何て突然話題を変えて、玲は感心した様に呟く。

頬杖を付いているから、制服の袖口から灰色のセーターの袖が少しはみ出た。

「てかこの位の知識、この学校の女子は大体知ってるわよ。」
「…女ってすごいのな。」
「まあね。でもまぁ、鈴ちゃんは特殊なケースだけど。」
「っ、」

突然名前を出されて、ビクッと震える。

「だ、だって、興味無かったから。」
「普通あんな美形が居たら興味持つのが普通なのにね。」
「いんじゃね?鈴が逆にそんな情報に詳しかったら、俺引くわ多分。」
「は?!」

突然そんな事を言って、両手で腕をさすりだす玲。

「確かに。鈴ちゃんは何も知らないのが鈴ちゃんらしいもんね。」
「あ、藍ちゃんまで…。」
「ま、情報を知らない馬鹿鈴の方が愛嬌あるって事だな。」
「っ、ば、馬鹿は余計でしょうが!」

そう言って、ガタンッと席が揺れる。
私は玲の頬を両手で挟んでそのまま引っ張った。

「うおっ、ちょ、なにすっ、‥!?」
「何って、馬鹿って言ってくるその口を黙らせてやろうっていう寸法よ。
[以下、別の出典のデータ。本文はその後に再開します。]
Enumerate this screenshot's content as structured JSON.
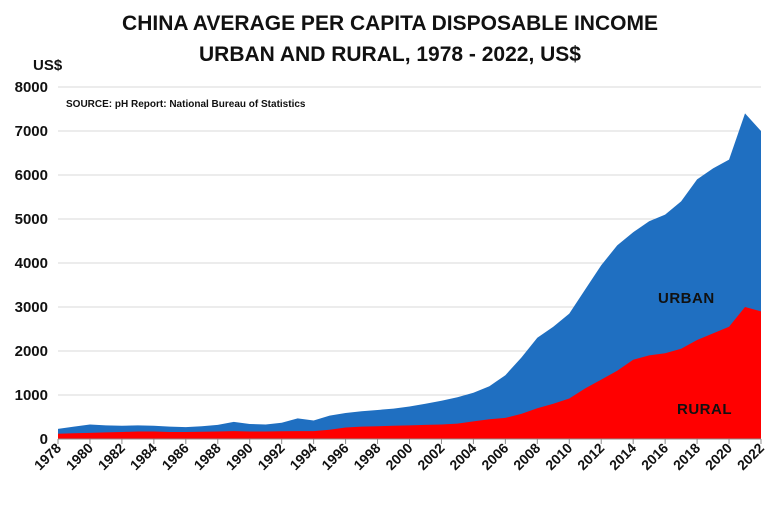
{
  "chart_data": {
    "type": "area",
    "title": "CHINA AVERAGE PER CAPITA DISPOSABLE INCOME",
    "subtitle": "URBAN AND RURAL, 1978 - 2022, US$",
    "ylabel": "US$",
    "source": "SOURCE: pH Report: National Bureau of Statistics",
    "ylim": [
      0,
      8000
    ],
    "yticks": [
      "0",
      "1000",
      "2000",
      "3000",
      "4000",
      "5000",
      "6000",
      "7000",
      "8000"
    ],
    "xticks": [
      "1978",
      "1980",
      "1982",
      "1984",
      "1986",
      "1988",
      "1990",
      "1992",
      "1994",
      "1996",
      "1998",
      "2000",
      "2002",
      "2004",
      "2006",
      "2008",
      "2010",
      "2012",
      "2014",
      "2016",
      "2018",
      "2020",
      "2022"
    ],
    "grid": true,
    "x": [
      1978,
      1979,
      1980,
      1981,
      1982,
      1983,
      1984,
      1985,
      1986,
      1987,
      1988,
      1989,
      1990,
      1991,
      1992,
      1993,
      1994,
      1995,
      1996,
      1997,
      1998,
      1999,
      2000,
      2001,
      2002,
      2003,
      2004,
      2005,
      2006,
      2007,
      2008,
      2009,
      2010,
      2011,
      2012,
      2013,
      2014,
      2015,
      2016,
      2017,
      2018,
      2019,
      2020,
      2021,
      2022
    ],
    "series": [
      {
        "name": "URBAN",
        "color": "#1f6fc1",
        "values": [
          230,
          280,
          330,
          310,
          300,
          310,
          300,
          280,
          270,
          290,
          320,
          390,
          340,
          330,
          370,
          470,
          420,
          530,
          590,
          630,
          660,
          690,
          740,
          800,
          870,
          950,
          1050,
          1200,
          1450,
          1850,
          2300,
          2550,
          2850,
          3400,
          3950,
          4400,
          4700,
          4950,
          5100,
          5400,
          5900,
          6150,
          6350,
          7400,
          7000
        ]
      },
      {
        "name": "RURAL",
        "color": "#ff0000",
        "values": [
          120,
          130,
          140,
          150,
          160,
          170,
          170,
          160,
          160,
          165,
          170,
          180,
          170,
          170,
          175,
          180,
          180,
          210,
          260,
          280,
          290,
          300,
          310,
          320,
          330,
          350,
          400,
          450,
          480,
          570,
          700,
          800,
          920,
          1150,
          1350,
          1550,
          1800,
          1900,
          1950,
          2050,
          2250,
          2400,
          2550,
          3000,
          2900
        ]
      }
    ]
  }
}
」
「っ、やめっ、いてぇっ、…!」

ふにいっ、と引っ張っる玲の頬は、男の癖に柔らかくて肌が綺麗で少しムカつく。

「わりすずっ、わる、かった、って‥!」
「っ、次憎まれ口叩いたら、元に戻らない位引っ張ってやるから。」

何て言い放って、ふい、と顔を逸らす私。
謝る玲の頬から手を退かした。
その途端痛そうに顔を歪めて、両手で頬を包む玲。

「ほんと暴力的だな鈴は。可愛くねえ。」
「っ、暴力的にさせてるのは玲でしょ!」

そう言って、べーっ、と舌を出せばケラケラと玲は笑って。

「ほんと仲良しだよね、アンタ達。」
「どこが!?」

呆れた様に笑う藍ちゃんに、私はそう言って頬を膨らませた。